Sie schreckte auf, als sie einen Schatten auf sich fallen sah und fuhr herum. Aber es war nur Halwofunano.
„Was zieht dich allein an den Fluss, Prärieblume?“ fragte die Uralte.
„Ich weiß es nicht“, gestand das Mädchen.
„Wasser ist der Ursprung“, erklärte Halwofunano. „Alles war einst nur Wasser, bis Damë Apë – das heißt: unser Vater – die Wasserleute aus ihm hervorrief. Die Weißen nennen ihn Gott. Er rief einst die Wasserleute, und Biber, Otter und Bisamratte antworteten. Die Bisamratte holte Schlamm vom tiefsten Grund, aus dem Gott die Erde formte. Ba nüwï-tsï, die Wasserleute, das sind auch die Fische, die Enten und die Fischottern. Unsere Schamanen haben ihre Macht aus mythischen Vorzeiten, als es noch keine klare Trennung zwischen Mensch und Tier gab. Früher waren alle Tiere Indianer und konnten reden. Deshalb helfen Tiere bis heute den Schamanen. Das Grundwasser, das fließende Wasser, das Wasser der Niederschläge, von Tannennadeln grün gefärbt. Der Adler fliegt zum Himmel. Er blickt auf glänzendes grünes Wasser herunter: Gwinan gas dugumbaiyu. Buhi ba roanzi marukandu havenòrë.“
„Hat der Adler für die Schoschonen eine besondere Bedeutung?“ wollte Adaline wissen.

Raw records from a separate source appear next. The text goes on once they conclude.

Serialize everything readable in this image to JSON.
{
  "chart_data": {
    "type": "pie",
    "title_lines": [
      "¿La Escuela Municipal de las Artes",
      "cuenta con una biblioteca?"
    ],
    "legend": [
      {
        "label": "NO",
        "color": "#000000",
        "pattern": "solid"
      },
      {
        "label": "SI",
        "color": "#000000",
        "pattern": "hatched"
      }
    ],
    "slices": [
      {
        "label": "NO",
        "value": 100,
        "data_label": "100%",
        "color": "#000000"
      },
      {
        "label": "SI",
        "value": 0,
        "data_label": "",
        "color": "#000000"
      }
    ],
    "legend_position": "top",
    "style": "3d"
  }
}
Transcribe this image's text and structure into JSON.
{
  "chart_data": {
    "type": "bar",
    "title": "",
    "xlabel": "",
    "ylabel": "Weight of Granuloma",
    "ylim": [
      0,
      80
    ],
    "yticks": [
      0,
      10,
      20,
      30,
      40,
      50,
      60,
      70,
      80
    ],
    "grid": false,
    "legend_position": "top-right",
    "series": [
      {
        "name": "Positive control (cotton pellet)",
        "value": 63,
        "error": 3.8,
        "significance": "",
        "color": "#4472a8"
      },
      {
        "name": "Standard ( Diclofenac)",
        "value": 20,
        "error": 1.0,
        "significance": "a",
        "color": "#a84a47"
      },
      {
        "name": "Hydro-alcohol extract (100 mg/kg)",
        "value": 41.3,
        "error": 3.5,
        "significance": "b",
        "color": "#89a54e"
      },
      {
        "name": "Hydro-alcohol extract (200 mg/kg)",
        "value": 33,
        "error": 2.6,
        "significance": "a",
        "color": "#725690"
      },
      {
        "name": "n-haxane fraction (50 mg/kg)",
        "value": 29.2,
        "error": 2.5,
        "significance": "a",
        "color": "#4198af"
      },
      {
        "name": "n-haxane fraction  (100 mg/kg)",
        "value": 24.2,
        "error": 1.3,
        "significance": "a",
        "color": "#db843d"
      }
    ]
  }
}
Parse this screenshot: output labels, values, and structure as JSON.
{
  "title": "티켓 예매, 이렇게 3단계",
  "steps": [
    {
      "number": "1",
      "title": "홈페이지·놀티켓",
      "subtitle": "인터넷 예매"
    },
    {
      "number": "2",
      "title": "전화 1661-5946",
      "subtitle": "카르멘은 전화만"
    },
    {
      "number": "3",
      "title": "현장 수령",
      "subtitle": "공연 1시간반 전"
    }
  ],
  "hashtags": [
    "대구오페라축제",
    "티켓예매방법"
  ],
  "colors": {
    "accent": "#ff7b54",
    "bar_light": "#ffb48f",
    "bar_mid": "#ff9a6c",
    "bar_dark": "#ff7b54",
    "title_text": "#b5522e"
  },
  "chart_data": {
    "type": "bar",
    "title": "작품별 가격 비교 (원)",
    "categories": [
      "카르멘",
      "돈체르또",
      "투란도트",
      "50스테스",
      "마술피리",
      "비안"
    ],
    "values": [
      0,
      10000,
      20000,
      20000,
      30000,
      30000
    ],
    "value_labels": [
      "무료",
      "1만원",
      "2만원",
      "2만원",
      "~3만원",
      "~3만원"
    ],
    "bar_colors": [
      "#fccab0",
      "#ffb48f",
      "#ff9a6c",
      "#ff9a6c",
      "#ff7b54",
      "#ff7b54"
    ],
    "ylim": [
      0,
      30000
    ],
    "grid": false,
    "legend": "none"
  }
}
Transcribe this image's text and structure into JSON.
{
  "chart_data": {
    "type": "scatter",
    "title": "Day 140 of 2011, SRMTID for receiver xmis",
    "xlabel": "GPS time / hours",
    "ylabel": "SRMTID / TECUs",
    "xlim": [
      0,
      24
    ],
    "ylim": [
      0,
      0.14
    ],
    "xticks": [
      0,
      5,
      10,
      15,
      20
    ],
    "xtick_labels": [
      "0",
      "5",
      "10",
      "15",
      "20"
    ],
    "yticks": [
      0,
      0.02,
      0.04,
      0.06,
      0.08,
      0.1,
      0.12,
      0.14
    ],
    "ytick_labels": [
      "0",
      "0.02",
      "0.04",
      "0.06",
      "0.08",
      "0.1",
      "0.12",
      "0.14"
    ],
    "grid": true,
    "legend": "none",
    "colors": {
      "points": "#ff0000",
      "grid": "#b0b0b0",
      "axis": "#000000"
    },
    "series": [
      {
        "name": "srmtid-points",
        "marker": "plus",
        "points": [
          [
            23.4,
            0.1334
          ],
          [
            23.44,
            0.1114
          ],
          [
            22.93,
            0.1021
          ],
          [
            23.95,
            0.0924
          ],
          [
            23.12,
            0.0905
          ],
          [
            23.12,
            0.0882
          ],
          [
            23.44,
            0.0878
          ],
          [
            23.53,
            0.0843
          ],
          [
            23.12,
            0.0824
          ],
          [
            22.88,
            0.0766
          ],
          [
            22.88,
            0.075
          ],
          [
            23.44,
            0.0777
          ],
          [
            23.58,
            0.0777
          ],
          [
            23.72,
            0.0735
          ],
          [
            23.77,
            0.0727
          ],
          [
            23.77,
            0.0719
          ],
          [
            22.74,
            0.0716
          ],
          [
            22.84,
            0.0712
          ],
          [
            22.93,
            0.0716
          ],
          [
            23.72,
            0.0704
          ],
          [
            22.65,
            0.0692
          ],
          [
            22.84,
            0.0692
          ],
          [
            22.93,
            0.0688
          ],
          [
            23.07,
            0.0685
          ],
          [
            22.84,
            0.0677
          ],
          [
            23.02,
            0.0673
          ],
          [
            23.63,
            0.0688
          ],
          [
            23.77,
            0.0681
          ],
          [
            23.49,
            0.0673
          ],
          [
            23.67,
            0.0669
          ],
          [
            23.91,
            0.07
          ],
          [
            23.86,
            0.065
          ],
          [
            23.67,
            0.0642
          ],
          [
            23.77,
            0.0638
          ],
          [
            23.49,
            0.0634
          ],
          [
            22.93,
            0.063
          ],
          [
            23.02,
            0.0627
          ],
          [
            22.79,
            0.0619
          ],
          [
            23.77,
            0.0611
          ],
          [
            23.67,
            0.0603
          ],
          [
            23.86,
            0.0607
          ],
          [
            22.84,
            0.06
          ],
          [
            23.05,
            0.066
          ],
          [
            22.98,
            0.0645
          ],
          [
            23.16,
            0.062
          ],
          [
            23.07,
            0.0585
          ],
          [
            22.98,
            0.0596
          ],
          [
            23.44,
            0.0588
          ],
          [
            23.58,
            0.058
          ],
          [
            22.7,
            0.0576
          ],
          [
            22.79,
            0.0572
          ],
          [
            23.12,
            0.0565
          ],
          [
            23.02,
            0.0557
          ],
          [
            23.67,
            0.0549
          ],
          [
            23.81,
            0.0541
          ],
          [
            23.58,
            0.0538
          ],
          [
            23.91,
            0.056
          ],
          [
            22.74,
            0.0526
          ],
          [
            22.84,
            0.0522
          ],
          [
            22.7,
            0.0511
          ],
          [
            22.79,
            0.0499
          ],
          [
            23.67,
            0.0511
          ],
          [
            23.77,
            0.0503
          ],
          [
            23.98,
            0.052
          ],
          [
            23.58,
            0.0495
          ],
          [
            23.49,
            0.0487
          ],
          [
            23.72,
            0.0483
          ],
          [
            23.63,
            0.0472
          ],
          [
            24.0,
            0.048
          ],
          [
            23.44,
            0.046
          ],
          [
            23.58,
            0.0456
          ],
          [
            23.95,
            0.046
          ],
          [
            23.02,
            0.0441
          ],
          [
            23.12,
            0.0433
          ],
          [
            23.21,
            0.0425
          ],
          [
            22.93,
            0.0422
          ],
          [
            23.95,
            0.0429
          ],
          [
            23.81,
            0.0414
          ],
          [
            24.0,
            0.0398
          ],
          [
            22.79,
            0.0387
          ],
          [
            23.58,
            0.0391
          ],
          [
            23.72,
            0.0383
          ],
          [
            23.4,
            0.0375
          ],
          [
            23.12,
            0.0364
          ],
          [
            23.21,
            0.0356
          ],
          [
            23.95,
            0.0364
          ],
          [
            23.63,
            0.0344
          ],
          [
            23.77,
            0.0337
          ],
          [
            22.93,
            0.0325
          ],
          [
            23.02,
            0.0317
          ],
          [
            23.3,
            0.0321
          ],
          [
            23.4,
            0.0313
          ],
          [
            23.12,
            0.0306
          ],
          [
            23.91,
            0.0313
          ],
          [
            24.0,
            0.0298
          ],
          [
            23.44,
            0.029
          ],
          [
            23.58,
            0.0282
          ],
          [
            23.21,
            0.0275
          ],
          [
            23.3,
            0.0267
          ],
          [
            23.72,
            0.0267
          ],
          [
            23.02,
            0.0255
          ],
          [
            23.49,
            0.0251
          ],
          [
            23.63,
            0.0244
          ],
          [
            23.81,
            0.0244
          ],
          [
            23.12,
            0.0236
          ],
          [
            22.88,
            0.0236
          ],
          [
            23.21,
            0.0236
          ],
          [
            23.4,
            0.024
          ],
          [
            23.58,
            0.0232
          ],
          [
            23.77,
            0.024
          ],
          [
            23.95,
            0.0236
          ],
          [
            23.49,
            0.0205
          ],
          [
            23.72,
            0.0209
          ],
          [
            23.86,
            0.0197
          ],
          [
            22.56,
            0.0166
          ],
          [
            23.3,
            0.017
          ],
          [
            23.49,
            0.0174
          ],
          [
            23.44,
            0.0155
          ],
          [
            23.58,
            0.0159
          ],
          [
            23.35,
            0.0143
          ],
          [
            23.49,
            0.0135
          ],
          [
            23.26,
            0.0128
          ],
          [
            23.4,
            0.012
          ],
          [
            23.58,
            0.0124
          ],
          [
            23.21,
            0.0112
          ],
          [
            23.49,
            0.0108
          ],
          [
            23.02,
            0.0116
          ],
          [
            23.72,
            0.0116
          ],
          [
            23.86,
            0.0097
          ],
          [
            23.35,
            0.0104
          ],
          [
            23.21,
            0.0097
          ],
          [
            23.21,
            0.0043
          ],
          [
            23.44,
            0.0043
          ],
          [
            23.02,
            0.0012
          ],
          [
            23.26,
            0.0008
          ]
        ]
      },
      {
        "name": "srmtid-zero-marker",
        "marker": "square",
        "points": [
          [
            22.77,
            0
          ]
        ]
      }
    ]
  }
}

„Der Adler ist der heilige Vogel, aus seinen Schwingen werden Fächer für Heilpraktiken bereitet, er fegt Krankheiten hinweg und bringt Linderung. Die Sonnentänzer der Schoschonen blasen auf Pfeifen aus Adlerknochen, während sie tanzen. Das Reich des Adlers, der Himmel, ist rein und frei von Krankheiten.“
„Bei euch haben die Tiere Macht. Bei den Weißen können sie nur in ihren Märchen sprechen.“
„Nicht nur unser Stamm misst den Tieren Macht und Einfluss zu, sondern auch die anderen Völker, die da waren, bevor die Weißen kamen. Dem Bergpuma, doiya rukuvich, gehören Wild, Elch, Bergschaf und Antilope. Und sprechen können Tiere auch bei uns. Ein Maulwurf kann Donner verursachen. Ein Waldkaninchen tötet die Sonne und schafft eine neue. Biber und Bisamratte haben, wie bereits erwähnt, zur Erschaffung der Welt beigetragen. Das Lied der Schwarzkehl-Nachtschwalbe verwandelt den Frosch in den Mond. Sogar im Tod haben einige noch Macht: Ein auf den Rücken gelegter toter Frosch bringt Regen. Dreht man ihn wieder um, hört es auf zu regnen. Die Ente singt die Morgensonne herbei, das Waldkaninchen Wind, Eule und Ente rufen klares Wetter.“
„Und der Bison? Du hast gesagt: Früher waren alle Tiere Indianer und konnten reden.“
Halwofunano schüttelte energisch den Kopf.